El Reg asked CloudCar and Harman to comment on whether they might be doing more to resolve the present situation around the sale of connected cars. We'll update this story as and when we hear more.
At the suggestion of Volvo we also contacted the SMMT (The Society of Motor Manufacturers and Traders, a UK auto industry trade body) for comment. SMMT argued that although car makers have a responsibility for data processing, consumers also have a role to play by getting into the habit of removing their data and dissociating their smartphones when they sell on their connected cars.
Mike Hawes, SMMT chief executive, said: "Car manufacturers take privacy extremely seriously and customer consent underpins all personal data processing. While industry is committed to upholding a high level of customer data protection, including proportionate use of data, modern cars need to be treated the same as other connected devices.
"Owners should remove their digital information, and disable any associated online account, before selling a vehicle to another keeper. Personal data, including apps and paired mobile phones, can be removed from cars according to individual manufacturer instructions, giving peace of mind to motorists."

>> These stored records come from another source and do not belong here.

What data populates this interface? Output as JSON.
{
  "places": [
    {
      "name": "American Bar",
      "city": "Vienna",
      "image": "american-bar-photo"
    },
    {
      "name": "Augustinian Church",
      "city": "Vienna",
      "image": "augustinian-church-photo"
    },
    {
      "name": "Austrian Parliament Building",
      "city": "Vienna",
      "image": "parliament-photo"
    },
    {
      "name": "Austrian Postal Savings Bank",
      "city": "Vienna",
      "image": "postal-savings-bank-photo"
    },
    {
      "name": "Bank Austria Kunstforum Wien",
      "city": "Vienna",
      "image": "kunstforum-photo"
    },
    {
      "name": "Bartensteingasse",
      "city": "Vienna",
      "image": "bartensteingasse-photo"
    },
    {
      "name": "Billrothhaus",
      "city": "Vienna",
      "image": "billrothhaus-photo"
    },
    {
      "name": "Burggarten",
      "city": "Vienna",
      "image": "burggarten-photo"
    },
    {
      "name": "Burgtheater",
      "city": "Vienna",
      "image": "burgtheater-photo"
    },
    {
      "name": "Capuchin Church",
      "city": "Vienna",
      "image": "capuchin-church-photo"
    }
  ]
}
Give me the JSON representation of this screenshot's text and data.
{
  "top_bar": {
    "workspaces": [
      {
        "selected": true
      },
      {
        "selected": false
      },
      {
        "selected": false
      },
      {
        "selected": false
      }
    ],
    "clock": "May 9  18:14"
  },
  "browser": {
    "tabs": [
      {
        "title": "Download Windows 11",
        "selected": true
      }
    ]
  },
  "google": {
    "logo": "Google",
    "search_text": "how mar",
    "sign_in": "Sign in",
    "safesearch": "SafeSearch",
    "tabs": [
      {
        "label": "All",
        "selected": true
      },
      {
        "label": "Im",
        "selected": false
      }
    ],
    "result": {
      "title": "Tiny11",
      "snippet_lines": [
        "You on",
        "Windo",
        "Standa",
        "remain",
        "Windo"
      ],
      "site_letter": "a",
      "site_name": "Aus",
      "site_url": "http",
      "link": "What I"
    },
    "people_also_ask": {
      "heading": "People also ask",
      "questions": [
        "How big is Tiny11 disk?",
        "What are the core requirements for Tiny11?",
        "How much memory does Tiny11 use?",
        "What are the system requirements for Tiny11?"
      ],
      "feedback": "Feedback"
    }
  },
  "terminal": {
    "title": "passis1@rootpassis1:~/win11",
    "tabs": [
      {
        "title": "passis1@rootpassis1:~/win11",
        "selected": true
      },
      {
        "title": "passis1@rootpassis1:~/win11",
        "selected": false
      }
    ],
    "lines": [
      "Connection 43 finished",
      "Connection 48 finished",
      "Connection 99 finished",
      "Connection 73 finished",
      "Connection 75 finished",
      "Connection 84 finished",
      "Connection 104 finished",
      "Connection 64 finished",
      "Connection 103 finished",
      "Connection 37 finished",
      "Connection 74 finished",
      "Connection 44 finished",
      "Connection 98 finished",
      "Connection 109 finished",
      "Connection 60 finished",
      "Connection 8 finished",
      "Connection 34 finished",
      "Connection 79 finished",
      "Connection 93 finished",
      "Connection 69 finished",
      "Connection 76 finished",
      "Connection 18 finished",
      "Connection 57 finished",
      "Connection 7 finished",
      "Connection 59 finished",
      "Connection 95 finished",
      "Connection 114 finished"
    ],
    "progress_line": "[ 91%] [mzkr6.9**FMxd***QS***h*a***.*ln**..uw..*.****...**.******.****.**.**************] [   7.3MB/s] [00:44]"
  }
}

That approach may seem fair enough but it still throws up problems. For example, commenter "andymcp" reports getting test messages about a car he'd sold on even though he'd disassociated his mobile from the motor and uninstalled the app.
"Having been through the process of unlinking a car during a private sale (not JLR), even if the app has an 'end ownership' option, it also likely comes with an in-car registration that's entirely separate," he explained. "Hence you still get phone calls when the new owner sets the alarm off. Or reinstall the app after getting an alarm notification call to find it's been happily collecting data attributed to you for months. Or have a few buttons that offer you the chance to remote unlock, remote start, remotely activate the alarm, send destinations..."
Is it realistic to expect buyers of second-hand cars to know if the car has been connected? The response from the car industry has been to put the onus on the previous owner to delete data while minimising the role of auto manufacturers to come up with a well thought through process and for dealers to enforce it.
"When I buy a car, I want to be able to make sure MYSELF it is no longer accessible to previous owners, not rely on their goodwill or attention to detail," IT worker Mike Walters told El Reg, summarising the feelings of many drivers we've spoken to about the issue.